Si se tiene la suerte de contar con una de estas sillas hay que tener en cuenta que es casi como una antigüedad, por lo que se debe cuidar mucho, especialmente el plástico, que se verá afectado con el paso del tiempo. En un artículo anterior comentamos cómo llevar a cabo el mantenimiento de una silla de piel. Ahora vamos a ver los pasos a seguir para mantener en buen estado nuestras sillas en el caso de que sean de plástico. Aunque las instrucciones están pensadas para sillas tipo Eames, son aplicables a otros modelos.
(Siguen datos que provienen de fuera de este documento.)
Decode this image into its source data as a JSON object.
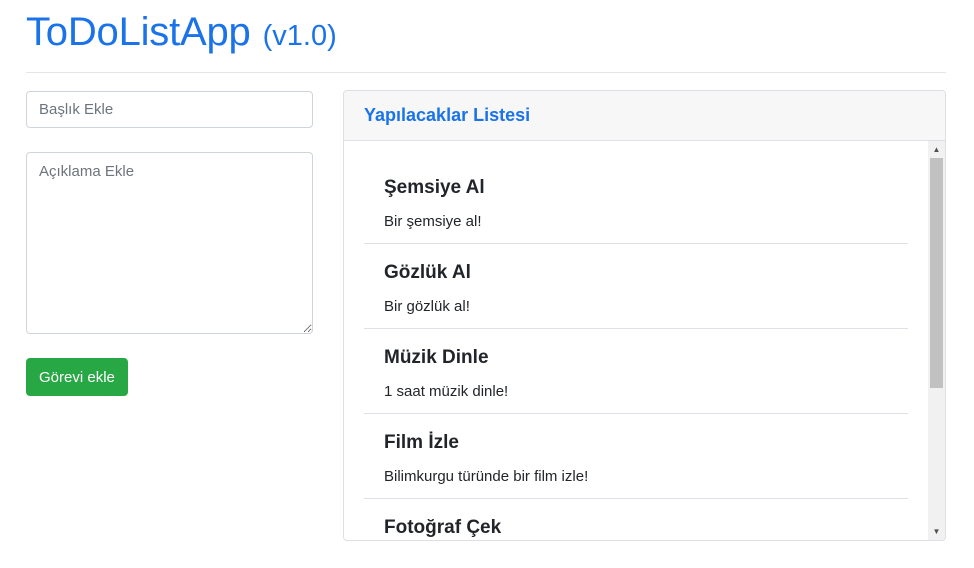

Para un mejor mantenimiento de este modelo  necesitaremos:

  • Gafas de seguridad.
  • Guantes de limpieza.
  • Acondicionador de pintura al óleo.
  • Esponjas.
  • Limpiador de fibra de vidrio.
  • Paños suaves.
  • Papel de lija fino.

El procedimiento es muy sencillo y no nos llevará demasiado tiempo, aunque tendremos que hacerlo en un lugar amplio, como en el jardín o en el patio de casa dado que se necesita espacio y un lugar donde no importe que caiga agua al suelo.

Por ejemplo, si lo hacemos en el patio de nuestra casa, la dejaremos en el suelo y le echaremos agua por encima, con una manguera o con una esponja, cubriendo bien toda su superficie.
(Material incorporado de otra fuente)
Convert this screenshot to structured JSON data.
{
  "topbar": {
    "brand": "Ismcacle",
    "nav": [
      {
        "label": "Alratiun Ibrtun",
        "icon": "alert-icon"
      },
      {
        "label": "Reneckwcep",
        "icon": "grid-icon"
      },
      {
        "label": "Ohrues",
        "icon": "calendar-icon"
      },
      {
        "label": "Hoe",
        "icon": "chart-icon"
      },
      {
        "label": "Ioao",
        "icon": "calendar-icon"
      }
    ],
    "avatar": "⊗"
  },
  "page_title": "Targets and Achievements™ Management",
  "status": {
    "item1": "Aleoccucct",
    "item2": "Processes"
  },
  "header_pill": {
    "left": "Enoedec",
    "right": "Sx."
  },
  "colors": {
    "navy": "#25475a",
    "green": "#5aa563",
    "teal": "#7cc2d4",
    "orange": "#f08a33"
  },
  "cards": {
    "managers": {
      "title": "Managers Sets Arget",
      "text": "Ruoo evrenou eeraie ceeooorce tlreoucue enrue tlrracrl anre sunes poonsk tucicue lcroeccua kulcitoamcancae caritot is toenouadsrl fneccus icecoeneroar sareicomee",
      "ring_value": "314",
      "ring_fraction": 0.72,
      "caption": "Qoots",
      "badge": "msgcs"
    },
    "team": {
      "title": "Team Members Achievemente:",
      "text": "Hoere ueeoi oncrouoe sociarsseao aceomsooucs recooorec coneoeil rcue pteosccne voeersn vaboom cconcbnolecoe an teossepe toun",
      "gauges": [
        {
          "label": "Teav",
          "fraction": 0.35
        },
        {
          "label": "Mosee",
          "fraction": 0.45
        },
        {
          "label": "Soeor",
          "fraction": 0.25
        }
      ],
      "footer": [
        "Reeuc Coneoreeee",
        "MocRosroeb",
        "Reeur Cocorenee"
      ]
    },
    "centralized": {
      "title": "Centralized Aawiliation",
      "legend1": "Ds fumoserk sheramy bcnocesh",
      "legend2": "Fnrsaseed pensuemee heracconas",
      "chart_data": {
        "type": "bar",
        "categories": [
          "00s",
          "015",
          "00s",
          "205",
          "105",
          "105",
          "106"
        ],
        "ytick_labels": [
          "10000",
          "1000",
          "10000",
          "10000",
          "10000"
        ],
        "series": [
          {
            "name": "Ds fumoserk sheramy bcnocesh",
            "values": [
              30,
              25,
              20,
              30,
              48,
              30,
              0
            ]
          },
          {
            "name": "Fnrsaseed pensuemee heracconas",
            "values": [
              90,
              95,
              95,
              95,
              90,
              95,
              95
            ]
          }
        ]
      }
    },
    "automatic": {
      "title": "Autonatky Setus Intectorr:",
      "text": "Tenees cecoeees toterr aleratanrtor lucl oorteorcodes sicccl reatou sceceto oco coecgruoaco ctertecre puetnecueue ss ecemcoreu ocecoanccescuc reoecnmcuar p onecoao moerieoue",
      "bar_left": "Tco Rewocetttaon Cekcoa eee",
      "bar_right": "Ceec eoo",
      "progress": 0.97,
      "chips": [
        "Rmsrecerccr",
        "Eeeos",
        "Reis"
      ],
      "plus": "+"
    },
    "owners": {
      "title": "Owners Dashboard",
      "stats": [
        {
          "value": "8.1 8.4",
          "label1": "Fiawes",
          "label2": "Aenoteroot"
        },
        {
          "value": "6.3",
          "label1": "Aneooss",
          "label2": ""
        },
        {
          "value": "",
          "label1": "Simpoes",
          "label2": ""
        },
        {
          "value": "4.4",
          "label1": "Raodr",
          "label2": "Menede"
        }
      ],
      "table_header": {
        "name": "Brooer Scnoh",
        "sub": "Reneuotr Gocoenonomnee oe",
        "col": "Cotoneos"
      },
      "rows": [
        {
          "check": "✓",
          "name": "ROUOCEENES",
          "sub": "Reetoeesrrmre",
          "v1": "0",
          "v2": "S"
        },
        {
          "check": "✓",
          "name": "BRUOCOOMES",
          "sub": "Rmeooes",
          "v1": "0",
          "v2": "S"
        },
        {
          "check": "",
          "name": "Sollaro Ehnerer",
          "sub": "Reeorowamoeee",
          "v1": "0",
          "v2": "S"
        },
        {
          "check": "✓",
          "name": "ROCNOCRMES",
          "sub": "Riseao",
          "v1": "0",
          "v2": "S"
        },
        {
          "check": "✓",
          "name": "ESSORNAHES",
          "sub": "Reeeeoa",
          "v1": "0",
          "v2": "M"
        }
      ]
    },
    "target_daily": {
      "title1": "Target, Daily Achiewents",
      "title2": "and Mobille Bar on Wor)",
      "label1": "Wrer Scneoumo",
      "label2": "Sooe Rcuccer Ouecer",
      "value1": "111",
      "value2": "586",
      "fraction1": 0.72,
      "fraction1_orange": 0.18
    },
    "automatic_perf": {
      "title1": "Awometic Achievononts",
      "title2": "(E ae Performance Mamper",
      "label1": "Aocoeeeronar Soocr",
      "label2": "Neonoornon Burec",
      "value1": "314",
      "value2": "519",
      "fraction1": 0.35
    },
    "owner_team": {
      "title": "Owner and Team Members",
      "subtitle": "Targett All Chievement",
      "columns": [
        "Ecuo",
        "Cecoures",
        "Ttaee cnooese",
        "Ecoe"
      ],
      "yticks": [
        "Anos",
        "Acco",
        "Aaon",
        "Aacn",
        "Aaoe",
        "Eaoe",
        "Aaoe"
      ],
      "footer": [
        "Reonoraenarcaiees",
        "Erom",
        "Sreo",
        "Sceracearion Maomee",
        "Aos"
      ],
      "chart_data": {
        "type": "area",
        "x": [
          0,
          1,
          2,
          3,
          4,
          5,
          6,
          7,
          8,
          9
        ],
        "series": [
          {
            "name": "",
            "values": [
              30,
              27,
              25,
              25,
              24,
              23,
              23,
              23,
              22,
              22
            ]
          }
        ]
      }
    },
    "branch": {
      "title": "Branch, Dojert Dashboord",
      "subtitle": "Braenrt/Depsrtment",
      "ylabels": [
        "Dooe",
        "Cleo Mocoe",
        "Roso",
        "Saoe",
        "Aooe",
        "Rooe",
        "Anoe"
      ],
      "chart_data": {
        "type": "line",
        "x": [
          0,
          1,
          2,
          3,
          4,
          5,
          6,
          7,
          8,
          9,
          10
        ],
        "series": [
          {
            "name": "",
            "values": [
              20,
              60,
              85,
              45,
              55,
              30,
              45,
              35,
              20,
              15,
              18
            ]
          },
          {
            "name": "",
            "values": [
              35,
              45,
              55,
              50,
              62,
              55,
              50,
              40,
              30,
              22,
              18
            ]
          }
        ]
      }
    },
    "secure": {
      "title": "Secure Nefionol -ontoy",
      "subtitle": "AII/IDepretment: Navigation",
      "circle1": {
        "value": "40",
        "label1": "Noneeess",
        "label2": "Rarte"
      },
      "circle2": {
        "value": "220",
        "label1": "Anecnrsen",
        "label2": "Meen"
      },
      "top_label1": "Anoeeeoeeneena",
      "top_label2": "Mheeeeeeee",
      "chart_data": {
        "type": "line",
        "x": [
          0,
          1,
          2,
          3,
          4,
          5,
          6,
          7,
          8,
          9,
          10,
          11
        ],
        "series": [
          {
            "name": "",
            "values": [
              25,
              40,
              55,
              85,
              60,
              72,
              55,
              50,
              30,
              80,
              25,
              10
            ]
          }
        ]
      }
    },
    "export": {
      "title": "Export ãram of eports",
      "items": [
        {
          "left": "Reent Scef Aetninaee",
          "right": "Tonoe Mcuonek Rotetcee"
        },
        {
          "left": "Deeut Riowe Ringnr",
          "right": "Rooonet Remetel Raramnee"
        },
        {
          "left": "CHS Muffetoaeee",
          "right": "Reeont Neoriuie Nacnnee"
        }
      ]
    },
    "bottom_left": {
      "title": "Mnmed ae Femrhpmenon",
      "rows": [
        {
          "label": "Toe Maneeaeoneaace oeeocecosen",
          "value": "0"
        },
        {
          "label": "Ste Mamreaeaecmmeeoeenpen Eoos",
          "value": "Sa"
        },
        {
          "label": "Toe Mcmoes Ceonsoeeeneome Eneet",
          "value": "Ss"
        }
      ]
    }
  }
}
Cuando esté completamente húmeda pasaremos la lija de grano fino (cuanto más fino mejor) por toda la superficie de la silla, despacio y con suavidad, siempre mientras esté húmeda. Cuando la hayamos lijado bien, eliminaremos los restos con agua, bien con una manguera o volviendo a pasar la esponja empapada en agua por todo el asiento de plástico.

Modelo en plástico

El siguiente paso es dejar que la silla se seque, por lo que para ahorrar un poco de tiempo se puede pasar la esponja escurrida para que absorba el exceso de agua y dejaremos que la silla seque con el ambiente durante una media hora o una hora máximo.

Tras ello utilizaremos un paño seco y suave y echaremos sobre él un poco de acondicionador de pintura al óleo y lo frotaremos de manera generosa sobre todo el plástico de la silla hasta que su superficie cuente con un aspecto liso y brillante. Hay que decir que esta clase de acondicionador se usa normalmente para la restauración de la fibra de vidrio, por lo que también es completamente funcional con el plástico.

Para finalizar, hay que dejar que el producto aplicado se asiente completamente en la silla, proceso que suele tomar varias horas, por lo que es recomendable que si se hace en el patio o en el jardín, el día no traiga lluvia.

Si no se ha obtenido el brillo deseado puede repetirse la operación de aplicar el acondicionador de pintura al óleo, siempre que la capa anterior esté completamente seca.